26.2.07

"Música”, sorrindo peço para o escuro.
Como um pequeno sorriso agradeci pela a escolha dele: Mystique.

Num velho quarto num velho casarão. O lustre no teto que não acende.
Sem sono, desci para a cozinha. Perto do filtro de barro estava uma garrafa bronze a olhar-me. Perguntou-me por que a esqueci e respondi ironicamente: “Ainda não sabe que ela me abandonou?” A cachaça: “Prove-me e me diga..." Viu que permaneci distante e sem intenção de tomá-la. Depois de alguns segundos continuou: "Sua memória é tão fraca!

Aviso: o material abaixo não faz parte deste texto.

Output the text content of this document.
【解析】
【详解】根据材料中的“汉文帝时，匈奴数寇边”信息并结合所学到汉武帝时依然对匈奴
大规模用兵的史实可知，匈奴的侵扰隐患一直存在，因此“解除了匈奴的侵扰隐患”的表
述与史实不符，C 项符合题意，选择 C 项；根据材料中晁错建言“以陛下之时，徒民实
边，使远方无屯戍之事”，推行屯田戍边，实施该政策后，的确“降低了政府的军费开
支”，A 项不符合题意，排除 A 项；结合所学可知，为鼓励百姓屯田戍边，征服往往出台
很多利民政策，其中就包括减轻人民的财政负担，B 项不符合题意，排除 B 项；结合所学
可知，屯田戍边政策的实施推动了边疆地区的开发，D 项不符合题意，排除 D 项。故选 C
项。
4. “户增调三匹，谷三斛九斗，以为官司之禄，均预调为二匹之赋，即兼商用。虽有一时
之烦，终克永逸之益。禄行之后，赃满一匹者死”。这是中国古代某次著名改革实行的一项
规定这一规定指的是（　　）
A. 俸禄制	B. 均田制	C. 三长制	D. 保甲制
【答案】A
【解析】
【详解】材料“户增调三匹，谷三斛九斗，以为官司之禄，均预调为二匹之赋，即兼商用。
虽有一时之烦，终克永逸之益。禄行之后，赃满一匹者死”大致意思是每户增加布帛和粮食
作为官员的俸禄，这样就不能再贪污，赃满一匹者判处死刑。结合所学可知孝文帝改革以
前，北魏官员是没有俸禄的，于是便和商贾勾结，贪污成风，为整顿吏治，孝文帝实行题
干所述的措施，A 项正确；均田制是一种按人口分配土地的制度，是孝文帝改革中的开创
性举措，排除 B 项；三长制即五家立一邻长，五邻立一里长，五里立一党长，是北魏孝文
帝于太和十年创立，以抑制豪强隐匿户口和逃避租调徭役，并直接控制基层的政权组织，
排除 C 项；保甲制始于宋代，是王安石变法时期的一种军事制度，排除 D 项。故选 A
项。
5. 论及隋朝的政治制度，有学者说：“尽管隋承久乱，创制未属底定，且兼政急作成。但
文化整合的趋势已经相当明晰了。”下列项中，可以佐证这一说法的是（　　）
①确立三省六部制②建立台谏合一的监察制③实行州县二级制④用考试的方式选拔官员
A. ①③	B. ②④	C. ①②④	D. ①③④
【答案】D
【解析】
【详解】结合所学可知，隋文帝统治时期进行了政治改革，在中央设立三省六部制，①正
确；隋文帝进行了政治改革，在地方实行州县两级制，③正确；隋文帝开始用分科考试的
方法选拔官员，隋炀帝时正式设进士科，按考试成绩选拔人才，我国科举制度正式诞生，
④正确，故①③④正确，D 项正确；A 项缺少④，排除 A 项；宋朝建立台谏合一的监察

Certa vez, e não faz muito tempo, tornei-a para ti tão bela, tão bela como me pediu. Quando ela negou a ti os seus cachos a dor preencheu o seu peito e só o ódio conseguiu comprimi-la. Inutilmente vagueou pela possibilidade de negá-la. Você dizia: "Como posso amar o meu o próprio algoz! É possivel alimentar amor por quem te massacra e te faz ver-se como fraco?" Parece que foi ontem... Quis que eu ajudasse a aceitar essa 'contradição', como disse em suas palavras, e eu te mostrei que não há 'contradição' alguma. O que são as pedras? Elementos condensados de uma maneira. Há pedras que nossa imaginação jamais dará conta. As que mais se aproximam de nossos ideais chamamos de preciosas. |ainda vou acabar este texto, quando o sono me permitir|Ela voou, mais alto que qualquer altar. Lembra que seus cânticos que antes tornaram-na tua, que celebravam a existência que ambos trouxeram à vida tornando-se até a própria vida!, quiseram tornar-se tudo? Quiseram ser ato! O mundo é tão grande e tuas palavras tão ínfimas. Ainda me lembro quando me disse: ‘Preciso de ti para fazê-la mais bela, menos humana! Quero amar e não sofrer!’ Simplesmente virou-me em seu corpo. Eu, cachaça, que posso fazer? Posso traduzir seu desespero em sonhos, fazer seus passos o do dançarino e sua dança única, mas jamais transformar o mundo para além da sua retina. Como foi tolo em achar que eu duraria para sempre em suas veias!, que eu, volátil, lhe daria por anos a fio todos os versos que queria! E além de tudo, quem amaria um ébrio? Logo que descobriu quem é, deixou-lhe um adeus.”
Levei a garrafa para o quarto e dormimos.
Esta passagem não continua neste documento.